We then headed another hour south to Santa Maria di Lueca, the southernmost point of Puglia, where the Adriatic and Ionian Seas converge.

Santa Maria di Lueca

Things to see in southern Puglia- Santa Maria di Leuca- Puglia road Trip stops
Piazza Giovanni, which contains the Santa Maria di Leuca Lighthouse and Basilica, as well as a Corinthian column commemorating the Apuglian Aquaduct.

The main sights in this town are the seas and the large lighthouse, Santa Maria di Leuca Lighthouse, which looms 102 meters above the sea. It sits in a plaza with a large church, Basilica Santa Maria de finibus terrae, which means church at the end of the land devoted to St. Mary. It is more simply decorated in airy yellows than the Baroque churches we had visited so far.

southern Puglia sights
The view of the Santa Maria di Leuca Harbor from the Piazza Giovanni.

The harbor has a very interesting breakwater, which looks like large jacks toys.

It was interesting to visit this geographically interesting area, but our time would have been better spent elsewhere.

We wanted to see the water on the western side of Puglia, so we drove for 40 minutes to Gallipoli.


A puglia road trip
The waterfront of Gallipoli

The town sits on a small island across a 17th-century bridge. It is surrounded by long, white beaches and is a perfect place to catch a sunset. Gallipoli has a lot of history to see, but unfortunately, we only had one evening here.

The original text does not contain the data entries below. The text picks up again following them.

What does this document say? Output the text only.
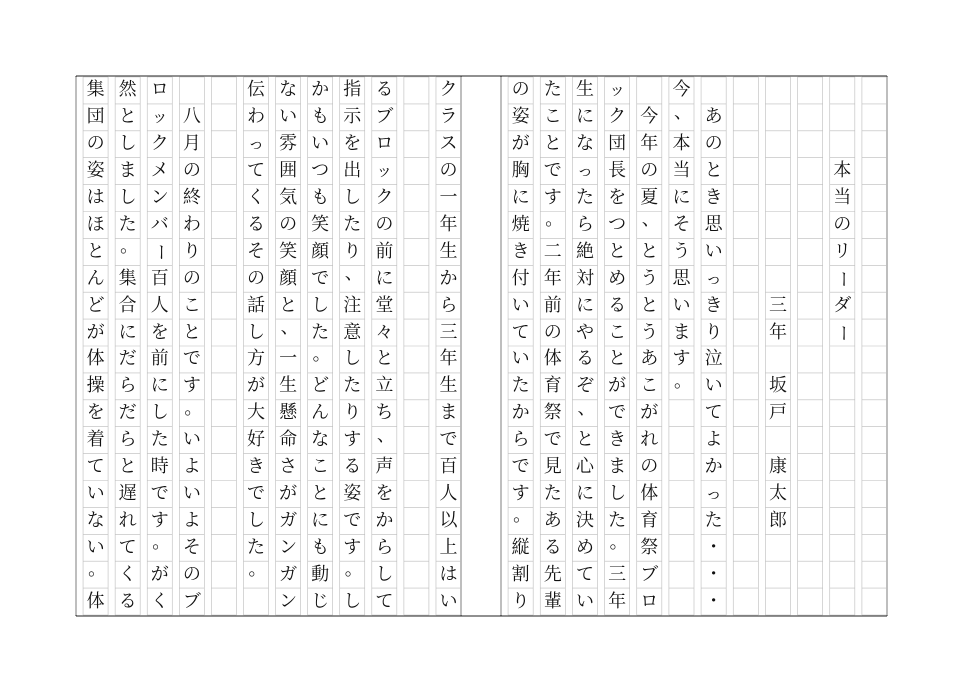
本
当
の
リ
ー
ダ
ー
三
年
坂
戸
康
太
郎
あ
の
と
き
思
い
っ
き
り
泣
い
て
よ
か
っ
た
・
・
・
今
、
本
当
に
そ
う
思
い
ま
す
。
今
年
の
夏
、
と
う
と
う
あ
こ
が
れ
の
体
育
祭
ブ
ロ
ッ
ク
団
長
を
つ
と
め
る
こ
と
が
で
き
ま
し
た
。
三
年
生
に
な
っ
た
ら
絶
対
に
や
る
ぞ
、
と
心
に
決
め
て
い
た
こ
と
で
す
。
二
年
前
の
体
育
祭
で
見
た
あ
る
先
輩
の
姿
が
胸
に
焼
き
付
い
て
い
た
か
ら
で
す
。
縦
割
り
ク
ラ
ス
の
一
年
生
か
ら
三
年
生
ま
で
百
人
以
上
は
い
る
ブ
ロ
ッ
ク
の
前
に
堂
々
と
立
ち
、
声
を
か
ら
し
て
指
示
を
出
し
た
り
、
注
意
し
た
り
す
る
姿
で
す
。
し
か
も
い
つ
も
笑
顔
で
し
た
。
ど
ん
な
こ
と
に
も
動
じ
な
い
雰
囲
気
の
笑
顔
と
、
一
生
懸
命
さ
が
ガ
ン
ガ
ン
伝
わ
っ
て
く
る
そ
の
話
し
方
が
大
好
き
で
し
た
。
八
月
の
終
わ
り
の
こ
と
で
す
。
い
よ
い
よ
そ
の
ブ
ロ
ッ
ク
メ
ン
バ
ー
百
人
を
前
に
し
た
時
で
す
。
が
く
然
と
し
ま
し
た
。
集
合
に
だ
ら
だ
ら
と
遅
れ
て
く
る
集
団
の
姿
は
ほ
と
ん
ど
が
体
操
を
着
て
い
な
い
。
体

In our evening, we enjoyed dinner, gelato, a sunset, and a waterfront walk around the whole island, which only took about an hour.

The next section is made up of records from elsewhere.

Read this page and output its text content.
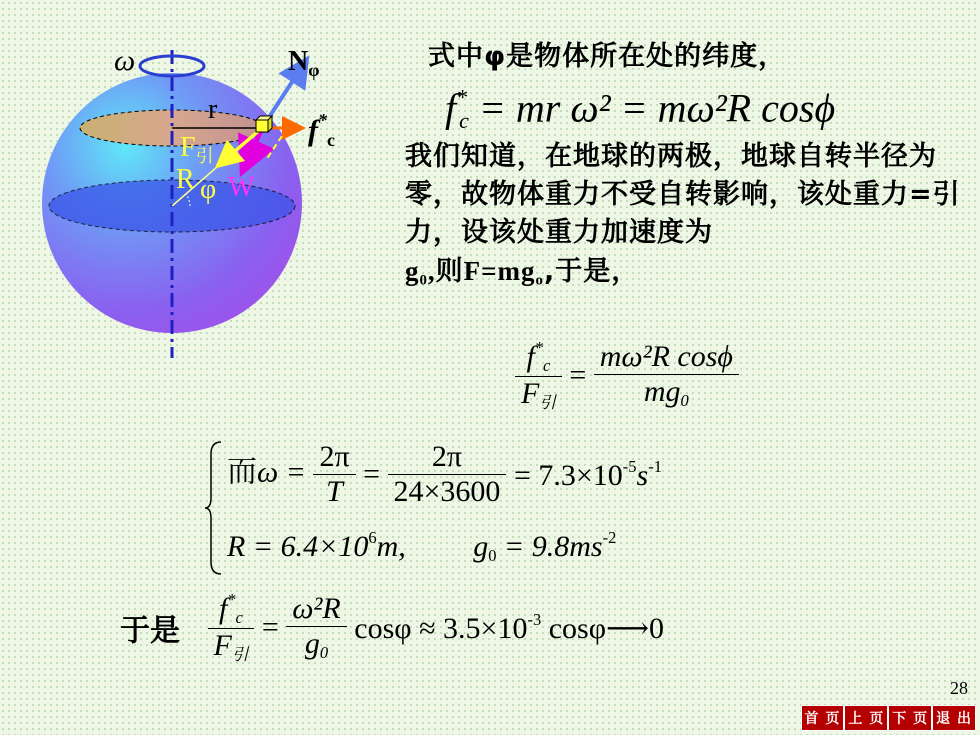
ω	$N_\varphi$
r
$f^*_c$
$F_引$
R φ W
式中φ是物体所在处的纬度，
$f^*_c$ = mr ω² = mω²R cosϕ
我们知道，在地球的两极，地球自转半径为零，故物体重力不受自转影响，该处重力=引力，设该处重力加速度为
$g_0$,则$F=mg_o$,于是，
$\frac{f^*_c}{F_引} = \frac{\text{mω²R cosϕ}}{mg_0}$
而$\omega = \frac{2\pi}{T} = \frac{2\pi}{24\times 3600} = 7.3\times 10^{-5}s^{-1}$
$R = 6.4\times 10^6m$, $g_0 = 9.8ms^{-2}$
于是 $\frac{f^*_c}{F_引} = \frac{\text{ω²R}}{g_0}$ $\cos\varphi \approx 3.5\times 10^{-3}$ cosφ⟶0
28
首 页 上 页 下 页 退 出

The good news is that our next stop is one of the best: the cave town of Matera! The drive from Gallipoli to Matera took 2 1/2 hours.

road trip stops puglia
Sunset over Faro di Isola Sant’Andrea (Isola Sant’Andrea Lighthouse) right off the coast of Gallipoli.

Matera isn’t technically in Puglia, but skipping this city, which is only an hour from Bari, would be a travesty. It is magical, and I would recommend spending two days there. I will publish my trip report about it next week, so stay tuned by subscribing.


In conclusion, if I had another week to spend in Puglia, or if I was planning a Puglia Itinerary for a friend, I would spend more time in Polignano a Mare, Alberobello, Ostuni, Otranto, and Matera. With a few more days, I would add half days in Santa Maria di Leuca, Bari, and Gallipoli. I would definitely rent a car again.